The following year, after my Dad read my first manuscript, I followed his advice and started writing character sketches and chapter plans in preparation for a rewrite. I was serious. If this was how it was done, I was sure as heck going to do it. The ironic thing is that I never write character sketches or chapter plans anymore. I have tried and tried to plan my books, to no avail. My characters always mess up the story. Again, I have tried and tried to plan them. That doesn't work either. I normally always have a decent description of the characters that I reference back to. I look at how they talk and walk and what they wear in the initial scene in which I introduce them. And then I ask myself: okay, what would this person honestly do in this situation? And this one? And that one? And that's why they mess up my books: because they try acting like they're real. Presumptuous little people. However, the most important thing, I've discovered, is to get out of the way of my own story. This is something I still struggle with. So while I don't follow the exact method Dad prescribed back then, I carry the principles with me.
After I did my character sketches and chapter plans at age eleven-going-on-twelve, I started rewriting the book. I followed the plan meticulously. I remember feeling like the story was going to be very long. This was because I tried to put everything cool I possibly could into it. The result? At the end of the year, I had written a complete 98,000 word manuscript. My friends tried valiantly to plough their way through it. Unfortunately, very few eleven and twelve-year-olds read books that length for fun, let alone as a favour to a friend. And that's fine, because that draft was junk too. I just didn't know it at the time.
My Dad didn't read it this time. We were in the throes of moving back to New Zealand from Australia. However, I had ambitions of publishing this draft. When we moved to Pukekoe for my Dad's year as a vicar in the church there, he told me there was an author in the congregation. Sure enough, there was a lady who had written for years - novel-length manuscripts, wonderful articles, and all kinds of other things.
My Mum said: "You won't bother her, will you?"
The people who have the misfortune of knowing me too well know that I'm pretty good at bothering people. Sure enough, I went and bothered her. And we became great friends. She would invite me over to her place for writing afternoons, and together, we went slowly through the important parts of my 98,000 word draft. She encouraged me to write concisely, and I still use many of the tricks and tools she gave me today. By the end of that year, by which time I was thirteen, I had discovered that I could either do this the hard way, and edit six extra words out of every sentence - or I could just rewrite the whole novel. Halfway through the year, my writing friend had to move to Australia. Once again, I was left to my own devices. I remember yearning for more input at this stage. But I was young and had loads of time. I just didn't feel that way.

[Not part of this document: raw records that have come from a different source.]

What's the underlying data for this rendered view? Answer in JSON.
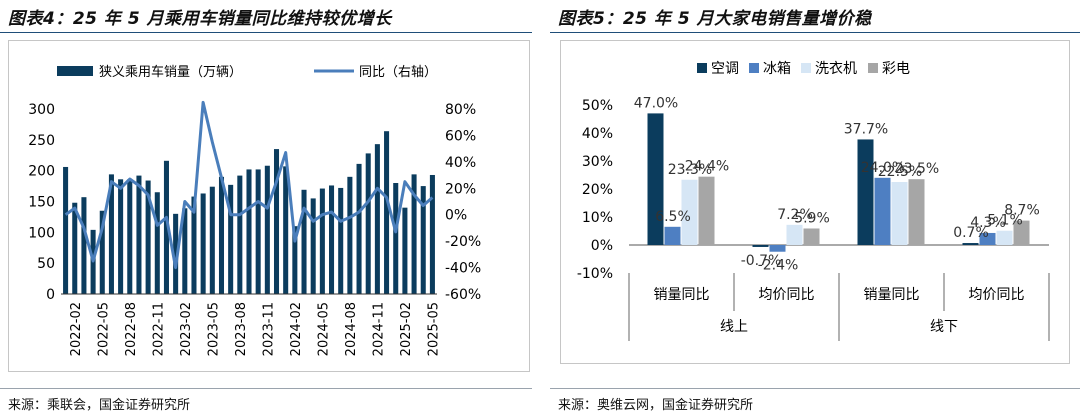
{
  "left": {
    "title": "图表4：25 年 5 月乘用车销量同比维持较优增长",
    "source": "来源：乘联会，国金证券研究所"
  },
  "right": {
    "title": "图表5：25 年 5 月大家电销售量增价稳",
    "source": "来源：奥维云网，国金证券研究所"
  },
  "colors": {
    "bar_navy": "#0b3c5d",
    "line_blue": "#4a7ebb",
    "fridge_blue": "#4e7fc2",
    "washer_lightblue": "#d6e6f5",
    "tv_gray": "#a6a6a6",
    "title_rule": "#1f4e79"
  },
  "chart_data": [
    {
      "type": "bar",
      "combo": "bar+line",
      "legend_position": "top",
      "categories": [
        "2022-01",
        "2022-02",
        "2022-03",
        "2022-04",
        "2022-05",
        "2022-06",
        "2022-07",
        "2022-08",
        "2022-09",
        "2022-10",
        "2022-11",
        "2022-12",
        "2023-01",
        "2023-02",
        "2023-03",
        "2023-04",
        "2023-05",
        "2023-06",
        "2023-07",
        "2023-08",
        "2023-09",
        "2023-10",
        "2023-11",
        "2023-12",
        "2024-01",
        "2024-02",
        "2024-03",
        "2024-04",
        "2024-05",
        "2024-06",
        "2024-07",
        "2024-08",
        "2024-09",
        "2024-10",
        "2024-11",
        "2024-12",
        "2025-01",
        "2025-02",
        "2025-03",
        "2025-04",
        "2025-05"
      ],
      "tick_labels": [
        "2022-02",
        "2022-05",
        "2022-08",
        "2022-11",
        "2023-02",
        "2023-05",
        "2023-08",
        "2023-11",
        "2024-02",
        "2024-05",
        "2024-08",
        "2024-11",
        "2025-02",
        "2025-05"
      ],
      "series": [
        {
          "name": "狭义乘用车销量（万辆）",
          "axis": "left",
          "kind": "bar",
          "values": [
            206,
            148,
            157,
            104,
            135,
            194,
            186,
            186,
            192,
            184,
            165,
            216,
            130,
            139,
            158,
            163,
            174,
            190,
            177,
            192,
            202,
            202,
            208,
            235,
            207,
            110,
            169,
            155,
            171,
            176,
            172,
            190,
            211,
            228,
            243,
            264,
            180,
            140,
            194,
            175,
            193
          ]
        },
        {
          "name": "同比（右轴）",
          "axis": "right",
          "kind": "line",
          "values": [
            0,
            5,
            -10,
            -35,
            -10,
            25,
            20,
            27,
            22,
            15,
            -8,
            -2,
            -40,
            10,
            2,
            85,
            55,
            28,
            0,
            0,
            5,
            10,
            5,
            25,
            47,
            -20,
            5,
            -5,
            0,
            2,
            -5,
            -2,
            2,
            10,
            20,
            13,
            -13,
            25,
            15,
            7,
            13
          ]
        }
      ],
      "y_left": {
        "ticks": [
          "0",
          "50",
          "100",
          "150",
          "200",
          "250",
          "300"
        ],
        "ylim": [
          0,
          300
        ]
      },
      "y_right": {
        "ticks": [
          "80%",
          "60%",
          "40%",
          "20%",
          "0%",
          "-20%",
          "-40%",
          "-60%"
        ],
        "ylim": [
          -60,
          80
        ]
      }
    },
    {
      "type": "bar",
      "legend_position": "top",
      "groups": [
        "销量同比",
        "均价同比",
        "销量同比",
        "均价同比"
      ],
      "channels": [
        "线上",
        "线下"
      ],
      "series": [
        {
          "name": "空调",
          "values": [
            47.0,
            -0.7,
            37.7,
            0.7
          ]
        },
        {
          "name": "冰箱",
          "values": [
            6.5,
            -2.4,
            24.0,
            4.3
          ]
        },
        {
          "name": "洗衣机",
          "values": [
            23.3,
            7.2,
            22.5,
            5.1
          ]
        },
        {
          "name": "彩电",
          "values": [
            24.4,
            5.9,
            23.5,
            8.7
          ]
        }
      ],
      "data_labels": [
        [
          "47.0%",
          "-0.7%",
          "37.7%",
          "0.7%"
        ],
        [
          "6.5%",
          "-2.4%",
          "24.0%",
          "4.3%"
        ],
        [
          "23.3%",
          "7.2%",
          "22.5%",
          "5.1%"
        ],
        [
          "24.4%",
          "5.9%",
          "23.5%",
          "8.7%"
        ]
      ],
      "y_ticks": [
        "50%",
        "40%",
        "30%",
        "20%",
        "10%",
        "0%",
        "-10%"
      ],
      "ylim": [
        -10,
        50
      ]
    }
  ]
}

I chose to rewrite the whole novel. By age fourteen, I had written a much more concise (and edited) version of Rafen, which was, in those days, called He Who Is Radadazh. I sent out my first query to a literary agent at the end of that year, without telling anyone. The reply was that while my story looked promising, the writing needed work. I was given a list of manuscript assessors. I begged Mum and Dad to let me shell out five hundred dollars for a manuscript assessor, but they were unwilling to let me spend so much money on something that was, to all intensive purposes, a hobby at that particular time. My writing wasn't mature enough to benefit from a full manuscript assessment anyway. At fifteen, sixteen, and seventeen, I wrote several more novels and rewrote Rafen a couple more times. I penned a small trilogy and the next three books in my Rafen series, which I hadn't named yet. I thought they were all brilliant. By age seventeen, I had written ten full-length books. My Dad read through Rafen several more times and gave me advice. I often felt like I would revise and revise and revise and nothing ever got better. At sixteen, I was accepted as a winner in the New Zealand Re-Draft competition. My story was published in their book Fishing For Birds. The experience of seeing my name in print was absolute magic. I couldn't stop looking at those pages.
However, I was nearing the end of my school years, and the reality was I was no closer to getting a novel published, and I had to decide on my future - on what I was going to study at university. The thought of studying for three to four years while a seven book series was swimming around in my head just about put me under. Maybe people will say that was pathetic of me. I don't know. But the idea of being forced to lay aside that project for so long was torturous.
My parents talked lots to me about studying and getting a good job. Writing would never earn me my living. I didn't want to listen. They were right, and I knew it. But all I could think of was the pain of leaving this behind. One day, my Dad told me that I needed to try something different. Very depressed, I vowed to myself that I would give up writing.
And for three months, I managed it. Yet something had sunk its claws into my brain and just wouldn't stop holding on. Rafen came knocking again, and this time, I just couldn't ignore him.